Book Review:

Little Big Horn

by Robert Nightengale

Reviewed by John McBride

Far West Publishing, 4940 Viking Drive Suite 505, Edina, MN, 55435, 1996.

This book, which was evidently a labor of love for its author, is a provocative contribution to the controversies surrounding George Armstrong Custer and his "last stand" at Little Big Horn in 1876. It is a beautiful volume which students of military history should find fascinating and wargamers of the Indian wars useful.

LITTLE BIG HORN is amply illustrated; it has thirty-two pages of color plates, showing nineteenth century paintings of Indians and cavalry done by Otto Becker, Karl Bodmer, Henry H. Cross, Frederick Remington, Charles M. Russell, and Charles Schreyvogel. There are also a great many black and white pictures, and many maps, including some excellent studies of the battlefield. A gamer interested in painting figures and refighting the campaign and battle will find much inspiration and information here.

The author's primary interest is in arguing that the disaster at Little Big Horn was the fault of Custer's subordinates Reno and Benteen, rather than of Custer himself. To this end Nightengale has done some original research himself, an impressive feat at this late date given that this controversy has been debated in dozens if not hundreds of books for the past 120 years.

The author's new material includes an FBI analysis of handwriting on petitions relating to promotion of Reno and Benteen after the battle, as well as an acoustical study of where and how far away shots could have been heard on the battlefield. The author's thesis (an old one but offered here with new evidence) is that Custer's converging attack by multiple columns was a perfectly workable plan, but that Custer's subordinates retreated unnecessarily and abandoned their comrades to their fate.

This reviewer is by no means an expert on Custer or on this battle, but he is a former US Army infantry officer and a veteran of hundreds of wargames. He has also studied closely the Civil War battle of Trevilian Station, in which Custer rashly led his brigade through a hole in the Confederate lines, attacked and dispersed the Rebel horse holders but in the process scattered his own command, and then was counterattacked from three directions by Southern cavalry who came very close to achieving "Custer's last stand" thirteen years early. The author does not mention Trevilian Station in his brief summary of Custer's Civil War career.
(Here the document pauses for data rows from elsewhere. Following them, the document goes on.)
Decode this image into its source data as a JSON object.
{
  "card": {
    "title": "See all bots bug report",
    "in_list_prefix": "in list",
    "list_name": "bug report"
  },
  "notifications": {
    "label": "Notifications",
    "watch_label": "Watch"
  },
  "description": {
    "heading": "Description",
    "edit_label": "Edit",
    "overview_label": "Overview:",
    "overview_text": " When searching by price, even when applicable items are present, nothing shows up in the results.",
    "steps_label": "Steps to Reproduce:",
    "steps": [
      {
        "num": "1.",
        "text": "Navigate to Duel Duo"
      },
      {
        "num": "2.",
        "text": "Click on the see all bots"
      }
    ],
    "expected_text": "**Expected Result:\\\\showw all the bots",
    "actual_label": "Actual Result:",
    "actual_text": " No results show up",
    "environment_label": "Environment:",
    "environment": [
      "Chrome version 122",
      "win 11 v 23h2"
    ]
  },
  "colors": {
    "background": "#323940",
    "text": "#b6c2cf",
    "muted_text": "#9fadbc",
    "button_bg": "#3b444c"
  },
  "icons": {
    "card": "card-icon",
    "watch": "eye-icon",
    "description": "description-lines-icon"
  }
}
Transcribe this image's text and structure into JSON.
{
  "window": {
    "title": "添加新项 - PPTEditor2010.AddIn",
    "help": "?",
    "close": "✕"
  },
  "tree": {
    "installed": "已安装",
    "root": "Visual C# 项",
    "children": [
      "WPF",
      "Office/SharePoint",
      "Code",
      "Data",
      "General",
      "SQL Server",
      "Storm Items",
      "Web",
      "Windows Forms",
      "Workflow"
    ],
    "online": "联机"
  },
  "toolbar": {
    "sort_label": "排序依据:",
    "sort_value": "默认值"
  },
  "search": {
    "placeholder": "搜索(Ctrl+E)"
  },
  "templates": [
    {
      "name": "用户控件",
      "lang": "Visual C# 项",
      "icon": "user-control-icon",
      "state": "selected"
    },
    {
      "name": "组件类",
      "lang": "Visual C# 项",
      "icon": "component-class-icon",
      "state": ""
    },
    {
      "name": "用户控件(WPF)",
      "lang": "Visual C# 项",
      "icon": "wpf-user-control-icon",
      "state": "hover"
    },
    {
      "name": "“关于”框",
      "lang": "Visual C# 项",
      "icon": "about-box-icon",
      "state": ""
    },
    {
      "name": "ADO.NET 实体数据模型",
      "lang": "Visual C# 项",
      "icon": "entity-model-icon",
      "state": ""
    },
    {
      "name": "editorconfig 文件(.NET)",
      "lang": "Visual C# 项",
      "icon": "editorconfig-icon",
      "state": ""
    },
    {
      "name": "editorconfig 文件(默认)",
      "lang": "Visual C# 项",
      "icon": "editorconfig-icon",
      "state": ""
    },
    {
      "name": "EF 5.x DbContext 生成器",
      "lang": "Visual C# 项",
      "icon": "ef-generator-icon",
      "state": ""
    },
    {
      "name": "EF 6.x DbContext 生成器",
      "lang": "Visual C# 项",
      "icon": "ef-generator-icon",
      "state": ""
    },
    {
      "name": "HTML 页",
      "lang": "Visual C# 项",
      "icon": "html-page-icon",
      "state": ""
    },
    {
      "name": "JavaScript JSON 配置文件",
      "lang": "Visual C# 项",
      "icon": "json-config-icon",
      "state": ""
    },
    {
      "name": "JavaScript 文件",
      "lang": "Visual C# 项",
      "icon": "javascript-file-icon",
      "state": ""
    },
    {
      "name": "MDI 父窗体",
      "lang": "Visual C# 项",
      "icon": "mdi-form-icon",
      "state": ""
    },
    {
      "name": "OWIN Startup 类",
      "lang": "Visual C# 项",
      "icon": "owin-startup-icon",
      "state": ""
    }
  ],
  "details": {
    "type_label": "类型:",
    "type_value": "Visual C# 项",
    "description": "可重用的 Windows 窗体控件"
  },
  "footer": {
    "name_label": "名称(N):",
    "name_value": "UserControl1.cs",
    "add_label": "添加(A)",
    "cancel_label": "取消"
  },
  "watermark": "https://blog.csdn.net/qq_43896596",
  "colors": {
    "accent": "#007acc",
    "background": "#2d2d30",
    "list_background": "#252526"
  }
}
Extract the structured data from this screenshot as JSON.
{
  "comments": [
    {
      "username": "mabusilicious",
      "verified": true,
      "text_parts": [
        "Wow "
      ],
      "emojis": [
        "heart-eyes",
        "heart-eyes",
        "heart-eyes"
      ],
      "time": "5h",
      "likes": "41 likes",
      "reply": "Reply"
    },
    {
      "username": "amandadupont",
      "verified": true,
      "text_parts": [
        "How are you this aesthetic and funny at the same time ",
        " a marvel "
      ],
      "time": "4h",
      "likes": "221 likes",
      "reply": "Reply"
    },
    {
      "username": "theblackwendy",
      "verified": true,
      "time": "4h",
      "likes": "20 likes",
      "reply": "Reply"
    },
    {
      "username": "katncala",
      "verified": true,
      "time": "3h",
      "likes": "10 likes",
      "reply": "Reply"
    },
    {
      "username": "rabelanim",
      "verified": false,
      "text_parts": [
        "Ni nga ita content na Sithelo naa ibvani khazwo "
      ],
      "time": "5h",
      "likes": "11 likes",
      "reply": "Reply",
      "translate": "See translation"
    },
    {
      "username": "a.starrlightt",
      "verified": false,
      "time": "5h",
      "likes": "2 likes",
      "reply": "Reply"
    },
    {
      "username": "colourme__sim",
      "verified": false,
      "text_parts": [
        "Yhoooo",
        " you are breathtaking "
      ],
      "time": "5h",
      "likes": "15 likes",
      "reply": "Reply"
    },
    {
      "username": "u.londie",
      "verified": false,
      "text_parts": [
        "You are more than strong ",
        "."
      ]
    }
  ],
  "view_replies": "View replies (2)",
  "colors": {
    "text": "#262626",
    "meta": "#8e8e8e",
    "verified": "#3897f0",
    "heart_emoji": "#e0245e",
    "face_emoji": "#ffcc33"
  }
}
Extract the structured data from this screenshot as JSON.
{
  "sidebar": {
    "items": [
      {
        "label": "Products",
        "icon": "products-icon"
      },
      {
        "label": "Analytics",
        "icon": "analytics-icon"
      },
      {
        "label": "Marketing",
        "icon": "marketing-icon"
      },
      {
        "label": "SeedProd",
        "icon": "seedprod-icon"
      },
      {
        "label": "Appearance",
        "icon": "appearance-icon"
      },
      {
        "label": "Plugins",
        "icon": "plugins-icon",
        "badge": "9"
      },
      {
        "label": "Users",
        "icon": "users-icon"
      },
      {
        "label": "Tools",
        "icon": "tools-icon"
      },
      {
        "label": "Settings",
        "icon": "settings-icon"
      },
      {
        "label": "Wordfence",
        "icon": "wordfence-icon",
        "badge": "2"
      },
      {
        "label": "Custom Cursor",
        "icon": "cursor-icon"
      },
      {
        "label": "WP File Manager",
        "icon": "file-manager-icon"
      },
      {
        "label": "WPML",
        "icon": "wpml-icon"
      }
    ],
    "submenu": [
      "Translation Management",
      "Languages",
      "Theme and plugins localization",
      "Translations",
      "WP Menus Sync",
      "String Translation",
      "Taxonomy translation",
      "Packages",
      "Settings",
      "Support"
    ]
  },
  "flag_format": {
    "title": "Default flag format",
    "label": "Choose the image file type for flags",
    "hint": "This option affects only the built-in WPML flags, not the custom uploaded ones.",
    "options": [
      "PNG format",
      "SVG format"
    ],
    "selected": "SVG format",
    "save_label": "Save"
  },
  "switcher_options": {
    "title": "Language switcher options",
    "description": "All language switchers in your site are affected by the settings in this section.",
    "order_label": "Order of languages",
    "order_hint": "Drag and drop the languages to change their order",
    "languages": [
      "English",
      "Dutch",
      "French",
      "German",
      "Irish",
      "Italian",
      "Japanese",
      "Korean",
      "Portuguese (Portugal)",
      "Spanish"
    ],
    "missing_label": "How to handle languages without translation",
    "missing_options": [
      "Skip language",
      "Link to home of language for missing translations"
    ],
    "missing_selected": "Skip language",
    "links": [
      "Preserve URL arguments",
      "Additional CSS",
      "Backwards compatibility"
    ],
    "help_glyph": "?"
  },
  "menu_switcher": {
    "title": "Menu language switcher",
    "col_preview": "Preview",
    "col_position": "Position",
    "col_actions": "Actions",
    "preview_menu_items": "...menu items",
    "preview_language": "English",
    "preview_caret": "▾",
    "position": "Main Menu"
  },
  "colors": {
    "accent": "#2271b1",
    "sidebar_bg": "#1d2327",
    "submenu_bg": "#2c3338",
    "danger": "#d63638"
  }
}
To this reviewer, however, this earlier battle illustrates Custer's aggressiveness-to-the point-of-rashness. Military writers have often stressed, moreover, that a converging attack is a highly risky proposition, precisely because of the potential for miscommunications and lack of coordination of its separate elements. The author has persuaded the reviewer that Reno and Benteen were less than heroic and perhaps even less than honorable, and that they share a large measure of blame for the disaster; but he has not convinced the reviewer that Custer himself was blameless.